Pvt. Commodore Smith,
Company F, 18th Michigan Infantry
At the time her boilers exploded I was lying sound asleep on the lower deck, just back of the rear hatchway to the hold. I was not long in waking up, for I was nearly buried with dead and wounded comrades, legs, arms, heads, and all parts of human bodies, and fragments of the wrecked upper decks. I struggled to my feet and tried to go forward on the boat, but could not on account of the wreckage and carnage of human freight which now covered the lower deck. The surface of the river for rods about the boat was covered with the same kind of wreckage. I remained on board the hull of the boat for perhaps twenty or thirty minutes, throwing overboard all the loose boards and timbers and everything that would float to assist those in the water and save them from drowning if possible.
And now occurred the hardest task of my life. The boat was on fire and the wounded begged us to throw them overboard, choosing to drown instead of being roasted to death. While our hearts went out in sympathy for our suffering and dying comrades we performed our sad but solemn duty. I say we because there were others besides myself who were fortunate enough not to be hurt or blown overboard by the explosion, and they too were doing all they could to alleviate the sufferings of their unfortunate comrades. We waited hoping, but in vain, to be rescued from the burning wreck. When at length the last shadow of hope had expired, and we were forced to leave the burning boat and try our luck in the seething, foaming, cold and turbulent waters of the mighty Mississippi, and this too at about two o’clock in the morning and almost total darkness prevailing, except the light from the burning wreck, we proceeded to perform carefully, but hurriedly, the most heart rending tasks that human beings could be called upon to perform – that of throwing overboard into the jaws of certain death by drowning those comrades who were unable on account of broken bones and limbs to help themselves. Some were so badly scalded by the hot water and steam from the exploded boiler that the flesh was falling from their bones. Those comrades who were doubly endeared to us through mutual sufferings and starvation while we were penned up in the rebel h—s, or so called confederate prisons, and who instead of throwing them thus overboard, we were wanting to render every kindness to, dress their wounds and soothe their sufferings. But, alas! this was impossible, the only alternative was to toss them overboard.
Reader of this narrative, do you not think that this was a hard task for us to perform? If not, just hearken to this a moment, listen to the heartfelt prayers of those suffering and wounded comrades and hear their dying requests as they commended their wives, children, fathers, mothers, sisters and brothers to God’s kind care and keeping, and hear them thanking us for our kindness to them, notwithstanding the pain they were suffering. They fully realized the fact that their last day, hour and even last minute to live had come; and then to hear the gurgling sounds, the dying groans and see them writhing in the water, and finally see them sink to rise no more until the morning when all shall come forth. Was this not heart rending to us?
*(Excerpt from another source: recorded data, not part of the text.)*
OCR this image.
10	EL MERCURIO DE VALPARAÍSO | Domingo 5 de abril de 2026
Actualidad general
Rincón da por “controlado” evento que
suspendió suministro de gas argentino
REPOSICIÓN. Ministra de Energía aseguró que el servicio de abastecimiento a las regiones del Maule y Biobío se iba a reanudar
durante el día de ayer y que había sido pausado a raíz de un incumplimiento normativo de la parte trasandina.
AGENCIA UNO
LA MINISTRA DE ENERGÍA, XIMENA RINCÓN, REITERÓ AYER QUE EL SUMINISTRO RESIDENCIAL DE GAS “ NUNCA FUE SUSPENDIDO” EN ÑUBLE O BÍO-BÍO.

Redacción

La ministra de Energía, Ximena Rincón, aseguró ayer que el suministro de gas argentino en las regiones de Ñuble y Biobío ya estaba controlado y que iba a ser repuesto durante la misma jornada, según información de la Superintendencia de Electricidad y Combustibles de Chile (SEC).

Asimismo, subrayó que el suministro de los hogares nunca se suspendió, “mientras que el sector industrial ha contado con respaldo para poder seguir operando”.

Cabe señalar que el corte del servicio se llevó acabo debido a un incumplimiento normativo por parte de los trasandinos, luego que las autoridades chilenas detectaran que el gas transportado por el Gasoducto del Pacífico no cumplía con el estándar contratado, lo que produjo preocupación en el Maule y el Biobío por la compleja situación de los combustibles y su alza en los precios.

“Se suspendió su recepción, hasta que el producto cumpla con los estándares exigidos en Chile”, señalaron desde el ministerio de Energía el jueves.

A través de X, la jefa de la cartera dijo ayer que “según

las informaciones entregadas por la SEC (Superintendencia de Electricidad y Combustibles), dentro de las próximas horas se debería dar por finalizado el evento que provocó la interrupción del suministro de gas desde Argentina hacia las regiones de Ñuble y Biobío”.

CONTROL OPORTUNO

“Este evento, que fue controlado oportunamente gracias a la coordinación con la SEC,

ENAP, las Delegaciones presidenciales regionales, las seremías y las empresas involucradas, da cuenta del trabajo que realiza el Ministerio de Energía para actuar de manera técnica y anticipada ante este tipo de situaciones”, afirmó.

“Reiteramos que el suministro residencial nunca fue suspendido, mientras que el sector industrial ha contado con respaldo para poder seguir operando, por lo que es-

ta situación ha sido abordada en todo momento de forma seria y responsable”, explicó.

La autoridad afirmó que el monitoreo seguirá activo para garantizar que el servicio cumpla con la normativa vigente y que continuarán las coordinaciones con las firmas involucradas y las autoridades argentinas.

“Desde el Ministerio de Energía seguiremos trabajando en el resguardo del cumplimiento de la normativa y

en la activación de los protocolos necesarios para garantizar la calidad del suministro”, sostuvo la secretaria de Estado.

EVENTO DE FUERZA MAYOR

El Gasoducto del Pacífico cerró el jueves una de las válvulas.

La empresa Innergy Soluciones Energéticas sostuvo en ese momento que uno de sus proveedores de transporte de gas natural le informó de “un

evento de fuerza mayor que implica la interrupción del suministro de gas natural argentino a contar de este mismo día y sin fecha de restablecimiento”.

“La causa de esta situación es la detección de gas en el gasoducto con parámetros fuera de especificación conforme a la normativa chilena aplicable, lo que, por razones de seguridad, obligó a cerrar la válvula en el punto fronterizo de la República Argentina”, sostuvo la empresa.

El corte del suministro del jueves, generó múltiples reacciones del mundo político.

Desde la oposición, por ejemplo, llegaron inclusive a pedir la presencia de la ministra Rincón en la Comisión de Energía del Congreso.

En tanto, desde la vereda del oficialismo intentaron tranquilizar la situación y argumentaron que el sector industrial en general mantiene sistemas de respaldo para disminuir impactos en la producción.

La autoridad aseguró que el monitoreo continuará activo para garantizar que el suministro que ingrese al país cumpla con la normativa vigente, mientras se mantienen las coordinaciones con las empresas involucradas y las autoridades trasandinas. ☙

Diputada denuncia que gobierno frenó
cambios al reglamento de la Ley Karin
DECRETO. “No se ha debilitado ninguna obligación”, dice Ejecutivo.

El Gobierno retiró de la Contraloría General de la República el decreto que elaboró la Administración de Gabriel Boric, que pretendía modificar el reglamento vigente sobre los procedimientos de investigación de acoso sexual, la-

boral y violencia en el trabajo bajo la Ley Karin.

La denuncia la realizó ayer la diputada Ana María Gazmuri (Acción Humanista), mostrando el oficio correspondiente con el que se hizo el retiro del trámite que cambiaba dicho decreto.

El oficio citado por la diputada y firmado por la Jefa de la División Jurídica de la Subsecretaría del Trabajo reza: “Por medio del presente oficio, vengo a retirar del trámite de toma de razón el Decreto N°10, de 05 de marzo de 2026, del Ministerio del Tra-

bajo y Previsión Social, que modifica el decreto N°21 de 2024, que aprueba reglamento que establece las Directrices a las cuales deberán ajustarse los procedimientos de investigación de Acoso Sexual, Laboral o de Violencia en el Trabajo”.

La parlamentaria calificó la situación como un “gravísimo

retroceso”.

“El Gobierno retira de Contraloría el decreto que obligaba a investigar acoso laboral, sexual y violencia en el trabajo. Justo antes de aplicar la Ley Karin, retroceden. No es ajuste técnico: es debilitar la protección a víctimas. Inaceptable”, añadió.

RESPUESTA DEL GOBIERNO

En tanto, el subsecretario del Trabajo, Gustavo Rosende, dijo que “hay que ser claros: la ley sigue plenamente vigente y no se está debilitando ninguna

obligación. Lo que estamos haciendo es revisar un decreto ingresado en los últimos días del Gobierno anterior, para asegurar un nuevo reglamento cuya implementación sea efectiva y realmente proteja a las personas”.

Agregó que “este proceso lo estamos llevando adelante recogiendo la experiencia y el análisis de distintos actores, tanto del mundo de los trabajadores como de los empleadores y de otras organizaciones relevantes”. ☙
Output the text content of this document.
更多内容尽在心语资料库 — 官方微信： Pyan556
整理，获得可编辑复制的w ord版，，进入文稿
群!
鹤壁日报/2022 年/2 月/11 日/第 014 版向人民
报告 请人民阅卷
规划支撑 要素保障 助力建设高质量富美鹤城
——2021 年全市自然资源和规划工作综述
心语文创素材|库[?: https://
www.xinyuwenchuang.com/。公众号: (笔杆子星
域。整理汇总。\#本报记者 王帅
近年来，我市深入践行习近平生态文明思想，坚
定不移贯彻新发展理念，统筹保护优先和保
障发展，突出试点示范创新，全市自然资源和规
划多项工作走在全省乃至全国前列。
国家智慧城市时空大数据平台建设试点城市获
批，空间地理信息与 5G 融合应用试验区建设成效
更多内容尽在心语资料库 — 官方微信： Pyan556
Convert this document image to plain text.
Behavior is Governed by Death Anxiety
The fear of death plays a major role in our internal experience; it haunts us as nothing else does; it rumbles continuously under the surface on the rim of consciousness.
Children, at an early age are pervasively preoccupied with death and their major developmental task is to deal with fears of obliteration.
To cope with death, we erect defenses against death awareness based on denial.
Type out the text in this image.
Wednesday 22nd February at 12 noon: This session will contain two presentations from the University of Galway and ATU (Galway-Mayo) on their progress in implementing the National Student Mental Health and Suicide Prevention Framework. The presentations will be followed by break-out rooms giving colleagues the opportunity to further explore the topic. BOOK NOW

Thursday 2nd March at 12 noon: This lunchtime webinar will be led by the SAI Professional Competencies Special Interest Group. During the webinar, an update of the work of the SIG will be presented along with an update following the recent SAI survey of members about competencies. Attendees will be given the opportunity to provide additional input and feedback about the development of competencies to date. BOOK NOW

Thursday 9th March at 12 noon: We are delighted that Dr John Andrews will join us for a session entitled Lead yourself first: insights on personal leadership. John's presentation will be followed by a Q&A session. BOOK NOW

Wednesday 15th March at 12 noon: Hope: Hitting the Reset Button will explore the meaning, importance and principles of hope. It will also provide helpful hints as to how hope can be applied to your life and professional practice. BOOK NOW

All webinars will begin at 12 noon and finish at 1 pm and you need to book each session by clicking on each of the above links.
My heart, even now, after twenty-seven years, nearly stands still while I write this sad story. After we had thus cared for the helpless ones, I leaped over the burning wreck into the mighty waters and headed for Memphis, Tenn., which, from this point, was about seven miles down the river. I was a good swimmer, and after encountering several whirlpools and being carried around and around in them, each time being carried back into the center of the river, by hard struggling, keeping a cool head and using my dexterity as a swimmer I finally reached a point half a mile above the city of Memphis where I lodged in a tree out in the flats of the river. The water at this point was about twenty feet deep. I remained in the tree until a boat came, just at dawn, and picked me up together with twenty-seven others. Was afterwards taken to the city when the Christian Commission cared for us until we were able to resume our journey homeward to “God’s country,” as we called it, there to meet our loved ones from whom we had long been parted, and once more to enjoy the blessings of a free and united country, which we had so dearly bought, the price being “blood.”
…Commodore hasent got home yet unless he came last night, he has had a perilous trip to get home, which has -------- us, untoled trouble but the ---- of Disaster turned out Victorious on our Side although hundreds fell, i Supose you read of the explosion of the Steamer Sultana on the Mississippi River on the 27th of April. Com was one of the crew, out of 2200 on board 1400 was lost it Seamed as there was no hope left but a weeks time and a lone one it was brought the glad tidings that he was Saved, he wrote at memphis but his leter didnt come through and then he wrote the 8th he was at Camp Chase Ohio. well, after the explosion he jumped in the water and Stared for the Shore a mile off, the currant being So Strong when he reached the Shore he was Six miles below, narrow escape from death, it Seams the Strong arm of god has Shielded him through, dangers Starvation and the raging waters, and i hope and pray that he Still will Shield him untill he returns home what hapy hour we have antisipated when our brother husbans friends all return from this cruell war… Com dident come last night i want to See him So bad.
 Commodore Smith reminiscence in Berry, Loss of the Sultana, 319-22.
 Elizabeth “Lib” Ewing nee Smith to “Dear Brother Mc,” May 14, 1865.